Si la Colombie est réputée pour la volupté de son café, une autre denrée toute aussi prisée parsème les plantations colombiennes de la Cordillère des Andes à l’Amazonie : le cacao. Traditionnellement cultivé par les communautés indigènes depuis des millénaires, la production de cacao colombien atteint aujourd’hui des records et s’exporte au-delà du continent, régalant les amateurs du monde entier. À l’heure de la transition vers la paix, le cacao est également au cœur des politiques de substitution de cultures dans les campagnes, en remplacement de la coca.

Usages traditionnels et modernité

Le cacaoyer est un arbre de forêt tropicale ou équatoriale. Il demande un climat chaud et humide et la Colombie semble présenter tous les attributs nécessaires à sa croissance. Un véritable El Dorado de la fève. Le cacaoyer colombien est pour l’essentiel de la famille des « Criollo », comme dans le reste de l’Amérique Latine. Il se distingue par ses grosses fèves claires et ses cabosses vertes. On trouve également du Forastero, poussant principalement dans l’Amazonie et reconnaissable à ses fèves violettes. En 2016, la production de cacao en Colombie a atteint un record historique : plus de 56 000 tonnes ont été récoltées dans ce pays andin. Malgré le phénomène climatique d’El Niño, qui a rendu difficiles les conditions de production, celle-ci était tout de même en nette augmentation vis-à-vis des années précédentes.

Cependant, la culture du cacao n’a pas été de tous temps aussi intensive. Elle puise tout d’abord ses racines dans les usages traditionnels qu’en faisaient les communautés indigènes du pays depuis des millénaires. Dans la Sierra Nevada de Santa Marta, considérée comme le « cœur de la Terre » par les communautés qui y vivent en quasi-autarcie, on compte plus de 400 hectares de plantations de cacao. Cette réserve, classée au patrimoine mondial de l’humanité par l’Unesco, produit une qualité de fève de cacao presque inégalée sur la planète.

En 2016, à Londres, le cacao de la Sierra a remporté la médaille d’or du meilleur chocolat du monde face à la France et la Suisse. Selon Santiago Peralta, un chocolatier équatorien qui a travaillé avec du cacao colombien lors de cette compétition : « le chocolat est certes une denrée très européanisée mais les saveurs sont plus surprenantes sur le continent latino-américain ». Il souligne l’importance de la culture de ces fèves pour l’agriculture locale et les petits producteurs des pays de ce continent. Nommé Tutu Iku (70%) du nom des mochilas (besaces) que portent les indigènes Aruhacos, le chocolat qu’il a créé incarne l’idéal de responsabilité qui incombe aux producteurs de cacao, les incitant à respecter les usages traditionnels.

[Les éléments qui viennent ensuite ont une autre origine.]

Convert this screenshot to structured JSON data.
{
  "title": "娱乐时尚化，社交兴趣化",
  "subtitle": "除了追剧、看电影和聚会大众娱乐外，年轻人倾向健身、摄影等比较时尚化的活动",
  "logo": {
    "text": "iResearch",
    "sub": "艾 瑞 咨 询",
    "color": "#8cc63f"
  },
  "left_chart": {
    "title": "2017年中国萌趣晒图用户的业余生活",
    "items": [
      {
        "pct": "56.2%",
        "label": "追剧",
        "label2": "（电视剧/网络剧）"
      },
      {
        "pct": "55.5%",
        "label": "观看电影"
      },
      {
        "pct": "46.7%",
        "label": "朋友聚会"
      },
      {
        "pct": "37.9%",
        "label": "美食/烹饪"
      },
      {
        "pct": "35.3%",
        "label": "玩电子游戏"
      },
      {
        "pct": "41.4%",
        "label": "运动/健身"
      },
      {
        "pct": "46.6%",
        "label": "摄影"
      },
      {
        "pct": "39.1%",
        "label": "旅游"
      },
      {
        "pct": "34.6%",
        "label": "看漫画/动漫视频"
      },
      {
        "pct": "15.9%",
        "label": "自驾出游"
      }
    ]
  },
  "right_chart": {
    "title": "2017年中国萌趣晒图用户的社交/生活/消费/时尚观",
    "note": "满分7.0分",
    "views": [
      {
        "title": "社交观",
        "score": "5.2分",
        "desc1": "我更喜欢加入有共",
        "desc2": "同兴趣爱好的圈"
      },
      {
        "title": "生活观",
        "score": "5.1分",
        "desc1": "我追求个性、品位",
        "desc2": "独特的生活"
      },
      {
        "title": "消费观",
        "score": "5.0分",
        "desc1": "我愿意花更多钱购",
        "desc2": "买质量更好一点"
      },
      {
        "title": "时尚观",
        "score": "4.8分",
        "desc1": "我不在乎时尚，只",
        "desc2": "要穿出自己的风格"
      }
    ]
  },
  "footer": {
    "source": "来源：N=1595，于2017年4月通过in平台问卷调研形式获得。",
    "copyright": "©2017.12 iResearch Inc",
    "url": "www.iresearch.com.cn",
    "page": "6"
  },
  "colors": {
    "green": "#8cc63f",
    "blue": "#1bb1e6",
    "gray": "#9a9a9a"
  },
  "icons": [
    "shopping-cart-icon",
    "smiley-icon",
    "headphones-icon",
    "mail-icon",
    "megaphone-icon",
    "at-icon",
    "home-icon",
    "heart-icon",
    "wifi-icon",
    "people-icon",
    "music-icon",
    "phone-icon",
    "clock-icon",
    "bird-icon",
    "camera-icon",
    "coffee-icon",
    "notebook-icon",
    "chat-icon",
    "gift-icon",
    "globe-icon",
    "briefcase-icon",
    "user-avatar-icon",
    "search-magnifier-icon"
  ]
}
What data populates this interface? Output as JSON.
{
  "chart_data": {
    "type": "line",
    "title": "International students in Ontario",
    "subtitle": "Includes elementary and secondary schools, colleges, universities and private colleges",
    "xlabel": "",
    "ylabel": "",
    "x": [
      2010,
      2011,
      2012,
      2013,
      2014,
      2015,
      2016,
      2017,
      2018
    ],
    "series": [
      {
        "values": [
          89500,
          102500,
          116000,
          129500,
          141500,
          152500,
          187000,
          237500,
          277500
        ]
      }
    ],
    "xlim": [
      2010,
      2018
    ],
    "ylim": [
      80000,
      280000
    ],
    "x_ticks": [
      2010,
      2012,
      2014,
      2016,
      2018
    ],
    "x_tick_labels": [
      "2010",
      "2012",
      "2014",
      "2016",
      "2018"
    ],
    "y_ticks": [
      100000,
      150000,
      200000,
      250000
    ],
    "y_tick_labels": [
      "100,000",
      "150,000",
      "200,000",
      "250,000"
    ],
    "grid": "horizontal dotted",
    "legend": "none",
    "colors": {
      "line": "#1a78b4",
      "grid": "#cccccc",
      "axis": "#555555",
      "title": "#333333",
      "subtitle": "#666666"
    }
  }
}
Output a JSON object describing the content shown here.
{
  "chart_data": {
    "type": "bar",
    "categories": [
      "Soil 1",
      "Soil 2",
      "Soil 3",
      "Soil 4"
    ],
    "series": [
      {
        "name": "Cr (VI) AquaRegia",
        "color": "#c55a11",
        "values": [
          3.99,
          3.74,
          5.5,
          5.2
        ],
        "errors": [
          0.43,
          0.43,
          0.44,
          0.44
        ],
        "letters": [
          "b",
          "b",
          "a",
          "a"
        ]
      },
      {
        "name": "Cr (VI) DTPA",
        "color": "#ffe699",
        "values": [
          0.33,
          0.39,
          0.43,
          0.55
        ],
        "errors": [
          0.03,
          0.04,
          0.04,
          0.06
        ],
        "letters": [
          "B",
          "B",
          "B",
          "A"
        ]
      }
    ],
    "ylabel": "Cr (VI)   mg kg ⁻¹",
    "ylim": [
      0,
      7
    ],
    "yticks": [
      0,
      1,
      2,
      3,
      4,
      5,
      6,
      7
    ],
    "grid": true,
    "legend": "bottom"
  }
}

Au-delà de la production de masse, le cacao semble en effet représenter un enjeu de taille pour le développement et la pacification de la Colombie.

De la coca au cacao

Dans la Sierra Nevada, toujours, les cultures de cacao ont pendant longtemps été concurrencées par les plantations de coca. Cette plante sert de base à la fabrication de cocaïne dont la Colombie est le premier exportateur mondial. Du fait du développement du narcotrafic à partir des années 1980 et de l’influence des guérillas ou groupes paramilitaires sur une immense partie du territoire, il était bien plus intéressant économiquement pour les petits agriculteurs colombiens de cultiver la coca que d’autres plantes, y compris le cacao. La pâte-base confectionnée avec quelques kilos de feuilles de coca servait bien souvent de monnaie locale dans les coins les plus reculés du pays.

Avec les Accords de Paix signés en 2016, qui comportent spécifiquement un volet sur la substitution de cultures illégales, la situation s’améliore progressivement. Le gouvernement avait également lancé quelques années auparavant des plans d’aide au développement de ces cultures vivrières essentielles à la survie de ces paysans, sans qu’ils tombent dans le giron des groupes armés. Les versants de la Sierra Nevada qui étaient autrefois couverts de coca sont peu à peu remplacés par des cacaoyers. 200 familles Arhuacas vivent aujourd’hui de cette production. Le même processus s’enclenche aux quatre coins du pays, à des niveaux de réussite variables.

En Colombie, au total, environ 40 000 familles vivent de cette production. La route est encore longue vers une production responsable mais la fève a déjà fait son bout de chemin.